Ralph Waldo Emerson (1803-1882) était un essayiste américain et le principal représentant du mouvement transcendantaliste du début au milieu du XIXe siècle. Connu principalement pour ses essais Confiance et autonomie, Le Scholar américain et Nature, il était également un incontournable poète, bien qu'il ne se considérait pas comme tel.
Ses œuvres ont inspiré non seulement les écrivains de sa génération (Henry David Thoreau et Nathaniel Hawthorne), mais aussi des auteurs du XXe siècle tels que Theodore Dreiser, Robert Frost et Ralph Waldo Ellison. Sa maison de Concord, dans le Massachusetts, devint un refuge pour de nombreux jeunes de la Nouvelle-Angleterre partageant les mêmes idées.
Jeunesse
Ralph Waldo Emerson vit le jour à Boston, dans le Massachusetts, le 25 mai 1803. Il était le deuxième de cinq fils survivants; trois autres de ses frères et sœurs étaient morts dans l'enfance. À l'âge de huit ans, son père, pasteur unitarien, mourut, laissant sa famille dans la pauvreté, souvent au bord de la famine. Ces premières années de pauvreté allaient favoriser chez Emerson un esprit d'indépendance que l'on retrouve dans ses essais et ses poèmes. Pour survivre, sa mère tenait une pension de famille, mais elle était déterminée à ce que ses fils reçoivent une bonne éducation. À l'âge de neuf ans, Emerson fréquenta l'école publique latine de Boston. Ses années à Harvard (1817-1821) sont considérées comme frugales, laborieuses et peu brillantes.
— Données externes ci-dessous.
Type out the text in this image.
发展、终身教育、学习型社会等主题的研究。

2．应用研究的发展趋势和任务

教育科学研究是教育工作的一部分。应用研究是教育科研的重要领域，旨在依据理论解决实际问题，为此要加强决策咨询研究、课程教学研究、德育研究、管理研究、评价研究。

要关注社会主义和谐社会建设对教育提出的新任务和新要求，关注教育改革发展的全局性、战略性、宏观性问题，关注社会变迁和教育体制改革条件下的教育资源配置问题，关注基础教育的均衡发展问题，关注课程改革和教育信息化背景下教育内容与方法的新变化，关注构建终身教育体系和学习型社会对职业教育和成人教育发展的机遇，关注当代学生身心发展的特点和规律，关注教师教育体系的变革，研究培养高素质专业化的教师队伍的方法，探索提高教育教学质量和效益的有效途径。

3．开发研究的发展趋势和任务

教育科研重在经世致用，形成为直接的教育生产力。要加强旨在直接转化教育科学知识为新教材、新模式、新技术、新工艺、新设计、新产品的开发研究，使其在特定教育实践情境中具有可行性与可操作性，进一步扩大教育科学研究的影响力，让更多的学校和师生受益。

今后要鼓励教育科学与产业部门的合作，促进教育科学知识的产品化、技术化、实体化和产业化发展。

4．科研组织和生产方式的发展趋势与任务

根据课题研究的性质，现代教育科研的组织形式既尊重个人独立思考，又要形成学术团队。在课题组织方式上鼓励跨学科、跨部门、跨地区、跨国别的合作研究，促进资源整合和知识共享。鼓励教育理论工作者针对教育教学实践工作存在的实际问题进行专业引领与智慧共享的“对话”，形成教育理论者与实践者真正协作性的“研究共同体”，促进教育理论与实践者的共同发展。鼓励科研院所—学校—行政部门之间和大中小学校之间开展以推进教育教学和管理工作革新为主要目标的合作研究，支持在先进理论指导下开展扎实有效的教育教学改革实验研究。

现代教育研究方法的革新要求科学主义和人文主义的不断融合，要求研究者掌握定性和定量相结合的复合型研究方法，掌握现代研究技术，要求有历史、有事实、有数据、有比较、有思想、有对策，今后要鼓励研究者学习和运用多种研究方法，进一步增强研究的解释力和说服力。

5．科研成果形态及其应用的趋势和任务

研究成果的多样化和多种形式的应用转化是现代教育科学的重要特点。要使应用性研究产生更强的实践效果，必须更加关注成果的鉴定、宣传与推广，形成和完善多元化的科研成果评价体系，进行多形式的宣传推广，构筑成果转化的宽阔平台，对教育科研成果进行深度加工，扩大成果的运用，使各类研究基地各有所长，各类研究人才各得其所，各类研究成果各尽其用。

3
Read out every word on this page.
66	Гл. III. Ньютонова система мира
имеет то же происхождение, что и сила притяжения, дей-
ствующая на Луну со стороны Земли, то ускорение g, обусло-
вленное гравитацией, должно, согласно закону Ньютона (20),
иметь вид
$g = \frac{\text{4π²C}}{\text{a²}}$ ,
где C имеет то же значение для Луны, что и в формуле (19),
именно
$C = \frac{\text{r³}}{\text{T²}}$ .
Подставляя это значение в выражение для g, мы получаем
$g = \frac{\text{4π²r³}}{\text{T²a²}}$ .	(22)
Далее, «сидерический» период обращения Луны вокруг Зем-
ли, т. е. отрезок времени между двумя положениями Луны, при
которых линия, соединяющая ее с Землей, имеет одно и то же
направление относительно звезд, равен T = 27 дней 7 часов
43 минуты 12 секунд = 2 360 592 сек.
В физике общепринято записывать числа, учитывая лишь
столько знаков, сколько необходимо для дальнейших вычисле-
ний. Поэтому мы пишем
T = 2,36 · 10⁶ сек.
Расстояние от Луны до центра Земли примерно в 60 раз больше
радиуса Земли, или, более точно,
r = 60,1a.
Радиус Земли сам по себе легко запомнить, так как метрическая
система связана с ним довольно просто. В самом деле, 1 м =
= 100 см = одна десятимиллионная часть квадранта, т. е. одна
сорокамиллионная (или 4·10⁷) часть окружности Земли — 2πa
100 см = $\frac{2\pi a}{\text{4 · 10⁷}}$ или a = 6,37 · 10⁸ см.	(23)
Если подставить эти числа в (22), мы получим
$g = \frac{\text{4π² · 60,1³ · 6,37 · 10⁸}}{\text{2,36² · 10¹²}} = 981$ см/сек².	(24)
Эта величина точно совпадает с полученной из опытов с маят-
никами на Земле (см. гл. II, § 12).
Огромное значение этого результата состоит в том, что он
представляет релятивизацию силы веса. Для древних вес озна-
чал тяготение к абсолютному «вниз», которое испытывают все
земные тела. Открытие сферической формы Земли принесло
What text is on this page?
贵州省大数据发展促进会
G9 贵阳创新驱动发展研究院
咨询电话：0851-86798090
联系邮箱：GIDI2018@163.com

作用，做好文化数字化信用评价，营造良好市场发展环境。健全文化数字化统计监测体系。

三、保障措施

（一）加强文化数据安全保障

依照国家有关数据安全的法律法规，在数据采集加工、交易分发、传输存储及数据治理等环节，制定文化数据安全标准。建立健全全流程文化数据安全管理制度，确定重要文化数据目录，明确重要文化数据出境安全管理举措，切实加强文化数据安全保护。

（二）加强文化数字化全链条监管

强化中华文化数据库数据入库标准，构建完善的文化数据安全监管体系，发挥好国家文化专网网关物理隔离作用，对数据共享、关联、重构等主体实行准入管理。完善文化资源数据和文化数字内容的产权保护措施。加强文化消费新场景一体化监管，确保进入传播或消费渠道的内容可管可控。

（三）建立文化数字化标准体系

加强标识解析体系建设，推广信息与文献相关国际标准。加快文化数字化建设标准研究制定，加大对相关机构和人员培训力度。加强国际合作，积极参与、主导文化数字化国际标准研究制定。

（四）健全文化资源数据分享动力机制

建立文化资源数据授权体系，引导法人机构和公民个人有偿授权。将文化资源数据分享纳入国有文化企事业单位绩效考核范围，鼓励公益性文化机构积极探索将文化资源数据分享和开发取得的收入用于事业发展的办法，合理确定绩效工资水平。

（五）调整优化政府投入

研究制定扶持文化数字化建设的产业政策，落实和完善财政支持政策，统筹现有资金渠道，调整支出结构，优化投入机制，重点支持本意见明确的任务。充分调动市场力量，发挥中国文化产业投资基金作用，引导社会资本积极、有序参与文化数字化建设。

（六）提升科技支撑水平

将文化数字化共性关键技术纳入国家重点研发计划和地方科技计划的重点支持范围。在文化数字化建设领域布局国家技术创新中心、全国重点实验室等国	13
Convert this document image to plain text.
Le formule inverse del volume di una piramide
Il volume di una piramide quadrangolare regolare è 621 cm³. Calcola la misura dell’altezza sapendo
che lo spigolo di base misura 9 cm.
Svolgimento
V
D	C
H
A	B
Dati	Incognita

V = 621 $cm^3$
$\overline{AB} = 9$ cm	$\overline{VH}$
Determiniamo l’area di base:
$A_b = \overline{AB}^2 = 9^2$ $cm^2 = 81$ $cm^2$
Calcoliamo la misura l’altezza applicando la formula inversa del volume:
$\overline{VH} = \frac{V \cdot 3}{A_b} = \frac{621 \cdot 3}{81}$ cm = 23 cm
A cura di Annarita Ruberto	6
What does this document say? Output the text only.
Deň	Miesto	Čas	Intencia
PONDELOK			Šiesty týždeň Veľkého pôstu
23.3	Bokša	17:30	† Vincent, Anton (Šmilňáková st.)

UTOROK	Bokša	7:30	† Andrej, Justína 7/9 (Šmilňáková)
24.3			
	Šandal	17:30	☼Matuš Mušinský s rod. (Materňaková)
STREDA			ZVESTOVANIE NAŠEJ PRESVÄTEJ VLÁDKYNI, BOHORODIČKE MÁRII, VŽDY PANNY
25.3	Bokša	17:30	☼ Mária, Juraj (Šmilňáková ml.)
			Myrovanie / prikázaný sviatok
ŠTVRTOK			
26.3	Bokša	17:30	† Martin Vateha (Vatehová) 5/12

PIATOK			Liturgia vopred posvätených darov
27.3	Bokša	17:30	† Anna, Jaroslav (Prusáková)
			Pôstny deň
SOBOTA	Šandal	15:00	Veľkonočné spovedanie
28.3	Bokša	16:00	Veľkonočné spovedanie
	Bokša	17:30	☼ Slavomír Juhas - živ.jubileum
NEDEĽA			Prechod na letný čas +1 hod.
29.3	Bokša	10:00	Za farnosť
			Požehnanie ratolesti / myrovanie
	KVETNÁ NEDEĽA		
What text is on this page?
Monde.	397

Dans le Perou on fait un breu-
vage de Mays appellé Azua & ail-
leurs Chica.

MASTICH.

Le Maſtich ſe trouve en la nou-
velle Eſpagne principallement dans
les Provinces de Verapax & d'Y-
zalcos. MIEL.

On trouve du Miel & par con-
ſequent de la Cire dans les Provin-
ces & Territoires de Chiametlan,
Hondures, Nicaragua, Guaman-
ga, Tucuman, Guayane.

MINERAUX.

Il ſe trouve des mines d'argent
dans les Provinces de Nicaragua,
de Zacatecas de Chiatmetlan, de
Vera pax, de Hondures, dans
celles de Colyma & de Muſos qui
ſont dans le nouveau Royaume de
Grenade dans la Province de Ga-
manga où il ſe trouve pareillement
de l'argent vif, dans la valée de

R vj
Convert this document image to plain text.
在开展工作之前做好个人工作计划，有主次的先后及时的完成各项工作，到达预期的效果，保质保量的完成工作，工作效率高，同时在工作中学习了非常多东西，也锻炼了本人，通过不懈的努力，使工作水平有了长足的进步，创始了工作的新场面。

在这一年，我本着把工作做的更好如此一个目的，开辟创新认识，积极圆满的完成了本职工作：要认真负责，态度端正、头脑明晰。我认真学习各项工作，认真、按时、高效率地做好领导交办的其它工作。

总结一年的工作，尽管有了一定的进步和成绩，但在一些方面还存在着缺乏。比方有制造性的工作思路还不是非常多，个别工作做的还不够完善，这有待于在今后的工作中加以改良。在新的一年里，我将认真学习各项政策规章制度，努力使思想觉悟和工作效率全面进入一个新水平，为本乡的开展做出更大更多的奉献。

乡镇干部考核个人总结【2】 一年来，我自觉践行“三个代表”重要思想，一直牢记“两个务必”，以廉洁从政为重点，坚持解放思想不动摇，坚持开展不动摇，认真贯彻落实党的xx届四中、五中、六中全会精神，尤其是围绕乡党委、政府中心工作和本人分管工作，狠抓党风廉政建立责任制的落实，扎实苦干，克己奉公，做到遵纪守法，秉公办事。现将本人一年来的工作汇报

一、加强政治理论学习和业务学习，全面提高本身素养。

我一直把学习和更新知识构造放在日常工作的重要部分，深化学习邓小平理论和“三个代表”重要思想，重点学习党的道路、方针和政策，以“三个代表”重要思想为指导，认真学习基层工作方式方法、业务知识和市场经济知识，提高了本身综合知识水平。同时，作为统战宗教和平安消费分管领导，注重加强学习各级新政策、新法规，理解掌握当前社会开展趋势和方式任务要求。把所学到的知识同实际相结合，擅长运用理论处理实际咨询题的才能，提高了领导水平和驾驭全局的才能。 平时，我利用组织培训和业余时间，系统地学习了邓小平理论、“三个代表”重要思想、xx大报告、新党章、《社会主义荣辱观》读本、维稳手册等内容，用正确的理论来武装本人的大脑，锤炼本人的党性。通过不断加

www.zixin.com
En 1825, il entra à la Harvard Divinity School pour étudier la théologie. Il passa les années 1826-1827 à l'extérieur de Boston pour se remettre de sa tuberculose. Une fois rétabli, il commença à prêcher et, en 1829, il fut ordonné pasteur unitarien à la Boston Second Church, mais il se rendit vite compte que la vie ecclésiastique ne lui plaîsait pas, en particulier les tâches quotidiennes et banales d'un pasteur. Son malaise commença à croître et à devenir plus sérieux. Il devint sceptique à l'égard du christianisme, développant une foi "plus grande dans le sentiment moral individuel que dans la religion révélée" (Norton, 1104).
Tour d'Europe et conférences
Vers 1831, après avoir lu les œuvres du philosophe et théologien anglais Samuel Taylor Coleridge (1772-1834), Emerson vécut une expérience religieuse intense. En 1832, il informa l'église qu'il était devenu sceptique quant à la validité de la communion et qu'il ne l'administrerait plus. Il pensait que le Dieu qu'il avait trouvé dans sa conscience n'avait guère besoin de dogmes et de rituels. Il pensait également que le Christ qui l'avait ému n'était pas un Dieu venu sur terre. Emerson en était venu à rejeter totalement la vie institutionnelle de l'Église et ses prétentions à une révélation unique. Bien que soutenu par les membres de sa congrégation, il démissionna de son poste.
L'année suivante, il quitta Boston et partit en tournée en Angleterre et sur le continent, afin de se remettre de la mort de sa jeune épouse. En 1829, il avait épousé Ellen Tucker, qui était morte de la tuberculose 16 mois plus tard. Ce voyage n'était pas seulement une tentative de se remettre de la mort d'Ellen, mais aussi une occasion de se réconcilier avec sa foi. En Europe, il écouta Coleridge parler et William Wordsworth (1770-1850) lire ses poèmes. Il rendit visite à l'essayiste écossais Thomas Carlyle (1795-1881), avec lequel il se lia d'une amitié durable.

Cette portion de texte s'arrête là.